Me encanta la lectura del Año Cristiano; biografías cortas de nuestros santos. De vez en cuando encuentro alguna persona extraordinaria en su debilidad y a la vez fuerte más que las rocas. Es el caso de San Pompilio María Pirrotti, el escolapio más famoso en el siglo XVIII. Vivió 56 años; fue un hombre sorprendente, lleno de contrastes, un tanto extraño. Su salud física y psíquica muy frágil, y un gran apóstol de Italia.
Estaba dotado de virtudes humanas muy apreciables: era muy gentil, caballero, honorable; gustaba de las humanidades clásicas. En lo espiritual lo tenía claro: siempre dispuesto a dejar todo lo presente para asegurar lo eterno. Y, muy joven, ingresó casi de estrambote en el noviciado de los escolapios. Quería ser santo ante todo. Pero su precaria salud le impidió realizar con normalidad aquella carrera eclesiástica. Al fin, llegó. Presintió a los veintiún años que su vida iba a estar rodeada de sufrimientos. Y es que su sistema nervioso era muy frágil: las grandes emociones e incomprensión de los hombres le postraban en las tristeza. Así era él.
Conviven en Pompilio rarezas, celo lleno de amor por la salvación de las almas y profunda vida espiritual. Durante algunos cursos dio clases, la vocación de los escolapios, pero pronto el Papa le nombró predicador apostólico. En tiempos jansenistas se atrevió a aconsejar la comunión diaria, muy en desuso en aquel siglo. Por esa y otras causas comenzaron a llover acusaciones contra él. Mientras tanto la gente lo aclamaba como santo. El caso es que el obispo de Lanciano lo expulsa de la diócesis, acusado de graves excesos. El resultado fue la postración de nuestro santo por la enfermedad de la depresión. Logró superarla por su fe y confianza en Dios. Decía: “Me encuentro sobre la cruz, y espero imitar a mi querido Jesús”. Y, cosa curiosa, lo llama después el cardenal de York, como consultor y teólogo. De nuevo le autorizan predicar.

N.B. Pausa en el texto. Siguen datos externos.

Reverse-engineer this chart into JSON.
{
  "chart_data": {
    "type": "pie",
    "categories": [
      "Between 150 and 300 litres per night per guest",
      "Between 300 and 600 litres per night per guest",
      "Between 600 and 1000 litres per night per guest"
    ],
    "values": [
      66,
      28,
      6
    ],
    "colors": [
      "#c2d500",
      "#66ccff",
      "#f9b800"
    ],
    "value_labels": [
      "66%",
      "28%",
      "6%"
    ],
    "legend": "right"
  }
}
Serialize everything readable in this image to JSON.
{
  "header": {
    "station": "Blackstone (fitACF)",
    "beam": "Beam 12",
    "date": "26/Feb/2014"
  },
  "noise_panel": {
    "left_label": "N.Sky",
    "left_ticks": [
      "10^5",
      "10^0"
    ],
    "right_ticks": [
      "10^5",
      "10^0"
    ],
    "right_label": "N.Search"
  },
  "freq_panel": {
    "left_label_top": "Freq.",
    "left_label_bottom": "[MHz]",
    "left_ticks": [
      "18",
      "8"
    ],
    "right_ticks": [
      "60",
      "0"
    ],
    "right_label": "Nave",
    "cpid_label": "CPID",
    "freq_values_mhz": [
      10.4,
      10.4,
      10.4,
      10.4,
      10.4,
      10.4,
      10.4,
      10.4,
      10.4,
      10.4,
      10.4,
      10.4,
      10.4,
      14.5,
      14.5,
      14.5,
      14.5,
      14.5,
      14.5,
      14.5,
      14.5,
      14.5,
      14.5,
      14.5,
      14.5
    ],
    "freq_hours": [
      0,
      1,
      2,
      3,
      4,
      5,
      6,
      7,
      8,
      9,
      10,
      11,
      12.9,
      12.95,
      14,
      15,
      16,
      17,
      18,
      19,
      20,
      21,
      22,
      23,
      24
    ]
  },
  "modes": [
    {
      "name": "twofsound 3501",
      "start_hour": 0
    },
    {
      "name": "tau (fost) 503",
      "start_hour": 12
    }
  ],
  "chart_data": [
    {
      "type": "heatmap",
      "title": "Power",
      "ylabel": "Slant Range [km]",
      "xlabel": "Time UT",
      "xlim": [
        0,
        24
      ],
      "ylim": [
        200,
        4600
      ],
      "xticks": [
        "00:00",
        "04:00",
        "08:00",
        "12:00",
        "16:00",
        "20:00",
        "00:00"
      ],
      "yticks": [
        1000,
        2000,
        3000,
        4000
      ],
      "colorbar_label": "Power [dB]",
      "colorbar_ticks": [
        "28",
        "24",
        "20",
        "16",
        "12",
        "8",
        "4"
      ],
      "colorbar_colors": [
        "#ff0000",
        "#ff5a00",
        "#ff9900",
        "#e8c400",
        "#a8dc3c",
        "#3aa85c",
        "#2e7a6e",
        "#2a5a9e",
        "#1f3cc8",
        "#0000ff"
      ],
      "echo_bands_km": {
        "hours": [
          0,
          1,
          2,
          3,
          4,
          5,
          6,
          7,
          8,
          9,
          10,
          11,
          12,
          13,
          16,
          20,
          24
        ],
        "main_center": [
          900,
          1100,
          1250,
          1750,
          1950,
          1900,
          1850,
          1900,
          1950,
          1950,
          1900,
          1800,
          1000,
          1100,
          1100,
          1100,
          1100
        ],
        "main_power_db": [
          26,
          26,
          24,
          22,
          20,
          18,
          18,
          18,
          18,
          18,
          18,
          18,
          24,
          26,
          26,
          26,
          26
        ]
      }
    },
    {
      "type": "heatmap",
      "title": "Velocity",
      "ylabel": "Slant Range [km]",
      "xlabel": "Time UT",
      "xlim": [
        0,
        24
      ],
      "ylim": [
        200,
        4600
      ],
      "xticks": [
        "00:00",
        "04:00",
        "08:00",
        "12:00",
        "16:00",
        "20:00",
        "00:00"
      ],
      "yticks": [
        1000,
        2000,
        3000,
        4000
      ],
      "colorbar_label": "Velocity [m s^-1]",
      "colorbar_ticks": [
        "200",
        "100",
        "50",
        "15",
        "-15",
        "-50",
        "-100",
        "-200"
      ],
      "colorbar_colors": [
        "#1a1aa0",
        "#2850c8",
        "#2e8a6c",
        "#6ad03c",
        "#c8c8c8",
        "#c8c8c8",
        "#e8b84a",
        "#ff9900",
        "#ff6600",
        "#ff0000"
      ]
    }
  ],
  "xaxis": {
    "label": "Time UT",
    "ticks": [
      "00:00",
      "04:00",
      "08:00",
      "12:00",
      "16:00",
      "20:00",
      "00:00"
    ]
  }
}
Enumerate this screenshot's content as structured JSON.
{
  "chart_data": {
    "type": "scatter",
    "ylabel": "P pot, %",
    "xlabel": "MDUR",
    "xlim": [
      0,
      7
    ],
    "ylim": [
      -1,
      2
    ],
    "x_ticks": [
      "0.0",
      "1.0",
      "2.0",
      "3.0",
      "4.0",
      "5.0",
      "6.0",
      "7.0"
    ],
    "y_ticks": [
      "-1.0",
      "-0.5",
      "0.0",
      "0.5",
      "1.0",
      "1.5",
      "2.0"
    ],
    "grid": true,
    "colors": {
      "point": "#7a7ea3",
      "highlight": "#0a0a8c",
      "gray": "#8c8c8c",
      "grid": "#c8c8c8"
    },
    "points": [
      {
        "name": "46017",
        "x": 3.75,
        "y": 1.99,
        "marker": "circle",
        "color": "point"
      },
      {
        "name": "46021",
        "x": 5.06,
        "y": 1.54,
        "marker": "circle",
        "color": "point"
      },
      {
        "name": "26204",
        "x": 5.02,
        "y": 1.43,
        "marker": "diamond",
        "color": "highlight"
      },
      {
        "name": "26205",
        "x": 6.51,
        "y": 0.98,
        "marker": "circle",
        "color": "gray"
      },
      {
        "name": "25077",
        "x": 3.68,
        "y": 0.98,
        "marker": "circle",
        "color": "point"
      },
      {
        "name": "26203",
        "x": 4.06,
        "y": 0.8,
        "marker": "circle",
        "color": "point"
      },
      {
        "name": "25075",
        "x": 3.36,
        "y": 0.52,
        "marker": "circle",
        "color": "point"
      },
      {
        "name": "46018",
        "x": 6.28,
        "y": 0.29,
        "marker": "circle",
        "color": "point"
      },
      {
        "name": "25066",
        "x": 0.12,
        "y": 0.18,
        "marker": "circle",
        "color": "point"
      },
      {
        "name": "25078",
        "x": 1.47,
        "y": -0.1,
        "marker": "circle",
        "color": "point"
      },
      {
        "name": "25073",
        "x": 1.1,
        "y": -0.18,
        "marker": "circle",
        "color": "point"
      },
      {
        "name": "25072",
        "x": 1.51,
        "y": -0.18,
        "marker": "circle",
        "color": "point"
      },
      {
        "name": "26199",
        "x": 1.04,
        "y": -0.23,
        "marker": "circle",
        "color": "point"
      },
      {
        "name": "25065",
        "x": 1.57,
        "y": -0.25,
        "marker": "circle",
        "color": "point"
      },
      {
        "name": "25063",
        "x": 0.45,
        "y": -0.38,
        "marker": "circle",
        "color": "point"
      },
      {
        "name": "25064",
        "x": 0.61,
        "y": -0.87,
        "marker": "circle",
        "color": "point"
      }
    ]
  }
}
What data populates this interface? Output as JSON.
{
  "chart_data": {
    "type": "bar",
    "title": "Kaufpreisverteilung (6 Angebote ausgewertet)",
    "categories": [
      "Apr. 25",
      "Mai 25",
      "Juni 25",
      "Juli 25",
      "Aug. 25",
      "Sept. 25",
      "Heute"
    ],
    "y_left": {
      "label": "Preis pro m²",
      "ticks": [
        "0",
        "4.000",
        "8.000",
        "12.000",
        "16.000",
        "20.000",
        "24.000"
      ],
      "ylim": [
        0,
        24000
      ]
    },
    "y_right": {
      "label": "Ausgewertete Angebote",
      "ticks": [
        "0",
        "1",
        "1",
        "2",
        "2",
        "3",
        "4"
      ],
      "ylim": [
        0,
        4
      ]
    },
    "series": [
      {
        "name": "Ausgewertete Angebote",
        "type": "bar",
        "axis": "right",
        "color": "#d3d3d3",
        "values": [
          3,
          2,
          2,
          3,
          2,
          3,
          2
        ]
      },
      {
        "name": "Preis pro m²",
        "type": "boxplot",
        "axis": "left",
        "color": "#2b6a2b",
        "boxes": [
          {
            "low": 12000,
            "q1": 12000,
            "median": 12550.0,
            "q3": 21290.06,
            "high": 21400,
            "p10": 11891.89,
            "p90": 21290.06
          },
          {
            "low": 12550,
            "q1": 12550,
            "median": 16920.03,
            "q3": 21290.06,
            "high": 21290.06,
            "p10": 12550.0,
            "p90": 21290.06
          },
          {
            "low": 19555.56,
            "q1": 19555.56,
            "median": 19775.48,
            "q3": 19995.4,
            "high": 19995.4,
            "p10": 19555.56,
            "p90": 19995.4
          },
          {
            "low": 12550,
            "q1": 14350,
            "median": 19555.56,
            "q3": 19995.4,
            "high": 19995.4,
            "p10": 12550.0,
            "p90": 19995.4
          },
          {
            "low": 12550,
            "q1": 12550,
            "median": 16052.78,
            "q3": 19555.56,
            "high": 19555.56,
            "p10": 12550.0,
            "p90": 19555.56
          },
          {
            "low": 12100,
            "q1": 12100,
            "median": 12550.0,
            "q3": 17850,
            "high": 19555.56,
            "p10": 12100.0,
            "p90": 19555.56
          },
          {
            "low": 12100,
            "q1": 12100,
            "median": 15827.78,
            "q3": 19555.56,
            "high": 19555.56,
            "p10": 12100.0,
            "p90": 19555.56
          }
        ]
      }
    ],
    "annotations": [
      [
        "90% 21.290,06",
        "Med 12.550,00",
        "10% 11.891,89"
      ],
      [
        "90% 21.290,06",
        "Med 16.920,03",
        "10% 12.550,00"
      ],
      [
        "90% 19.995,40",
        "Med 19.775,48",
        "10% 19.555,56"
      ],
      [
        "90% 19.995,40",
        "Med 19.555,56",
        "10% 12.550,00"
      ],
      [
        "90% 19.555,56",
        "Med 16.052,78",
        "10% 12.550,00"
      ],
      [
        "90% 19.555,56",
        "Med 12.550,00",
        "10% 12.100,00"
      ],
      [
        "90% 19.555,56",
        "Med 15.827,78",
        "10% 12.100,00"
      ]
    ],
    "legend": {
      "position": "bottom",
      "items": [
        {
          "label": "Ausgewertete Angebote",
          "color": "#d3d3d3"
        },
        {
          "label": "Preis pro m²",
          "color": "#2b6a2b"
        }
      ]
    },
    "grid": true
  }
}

Pompilio era incomprendido y perseguido, como suele ocurrir con quienes no son “iguales”, no son del montón. Fundó entonces la archicofradía de la caridad. Y comienzan de nuevo las acusaciones contra él; y el P. General le prohibe salir de casa, y volvió a caer en depresión. Mientras tanto el pueblo se congregaba junto al domicilio para pedirle la bendición. El repetía en su oración: “Yo vivo con mi amado Jesús y deseo ser santo. Más tarde hasta la inquisición se metió con Pompilio. Pero al final todo acabó bien. “No busco otra cosa que el gusto de Dios en mis acciones” – decía con frecuencia. Siendo asistente del P. Provincial entregó su alma al Señor.
Cuando leemos vidas de algunos santos tan humanos, tan de Dios, tan débiles, tan fuertes con la fortaleza que da el Espíritu Santo, nos animamos a servir al Señor en medio de nuestras flaquezas. La santidad de los débiles, arrastra.